Nicht-binäre Kategorie beim Marathon: In Japan läuft’s ab jetzt anders
Beim Marathon in Tokio können die Teilnehmenden erstmals in der Kategorie „nicht-binär“ starten. Die Veranstalter wollen Inklusions-Vorreiter werden.
Wer sich weder dem männlichen noch mit dem weiblichen Geschlecht zugehörig fühlt, hat es gerade im Sport nicht leicht. Praktisch jede athletische Wettbewerbsdisziplin teilt sich in weiblich und männlich auf. Diese Zweiteilung basiert auf dem traditionellen Verständnis, dass männliche Körper hormonell im Vorteil sind und es zweitens nur zwei Geschlechter gibt. Dass die Forschung hier längst Schattierungen erkennt, fand im Sport bisher kaum Widerhall.
Aber das ändert sich zunehmend. Wenn am Wochenende (2. 3.) der Tokio-Marathon läuft, werden die Teilnehmenden erstmals nicht mehr nur in Mann und Frau eingeteilt. Es gibt bei der Anmeldung ein drittes Feld zum Anklicken: „Nicht-binär“ nennen es die Offiziellen.

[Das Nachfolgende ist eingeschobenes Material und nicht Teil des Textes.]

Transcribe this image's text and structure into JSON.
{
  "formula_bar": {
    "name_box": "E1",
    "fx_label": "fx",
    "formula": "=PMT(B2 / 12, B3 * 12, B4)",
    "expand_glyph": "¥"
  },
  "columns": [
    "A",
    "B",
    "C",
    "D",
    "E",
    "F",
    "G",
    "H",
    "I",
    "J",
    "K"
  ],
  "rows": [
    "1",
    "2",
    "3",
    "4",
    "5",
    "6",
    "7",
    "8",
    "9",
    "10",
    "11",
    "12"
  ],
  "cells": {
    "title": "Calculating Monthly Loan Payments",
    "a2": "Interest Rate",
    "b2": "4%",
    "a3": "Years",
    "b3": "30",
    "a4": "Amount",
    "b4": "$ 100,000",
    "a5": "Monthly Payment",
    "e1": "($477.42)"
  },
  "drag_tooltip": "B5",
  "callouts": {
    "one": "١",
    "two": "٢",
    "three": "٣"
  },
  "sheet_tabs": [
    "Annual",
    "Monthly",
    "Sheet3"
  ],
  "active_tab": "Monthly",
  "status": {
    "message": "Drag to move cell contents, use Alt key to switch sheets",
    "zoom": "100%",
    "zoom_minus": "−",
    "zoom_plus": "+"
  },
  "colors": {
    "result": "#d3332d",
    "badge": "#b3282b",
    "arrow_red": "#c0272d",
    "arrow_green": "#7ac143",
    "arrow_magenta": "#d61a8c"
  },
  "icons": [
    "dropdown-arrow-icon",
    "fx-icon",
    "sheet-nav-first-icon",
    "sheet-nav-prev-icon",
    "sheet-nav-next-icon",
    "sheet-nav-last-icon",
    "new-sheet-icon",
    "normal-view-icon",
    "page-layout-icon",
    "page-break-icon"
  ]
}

„Der Tokio-Marathon ist der Förderung von Diversität, Gleichheit und Inklusion verpflichtet und beabsichtigt, das inklusivste Rennen der Welt zu werden“, erklärte eine Pressemitteilung der Veranstaltung schon im vergangenen Sommer. Eine dritte Geschlechtskategorie gibt es jetzt in allen Bereichen: ob unter Teilnehmenden mit einer Sehbehinderung, einer geistigen Beeinträchtigung, jenen mit Rollstuhl oder solchen, die ohne Behinderung laufen können. Das gab es in Japan noch nie.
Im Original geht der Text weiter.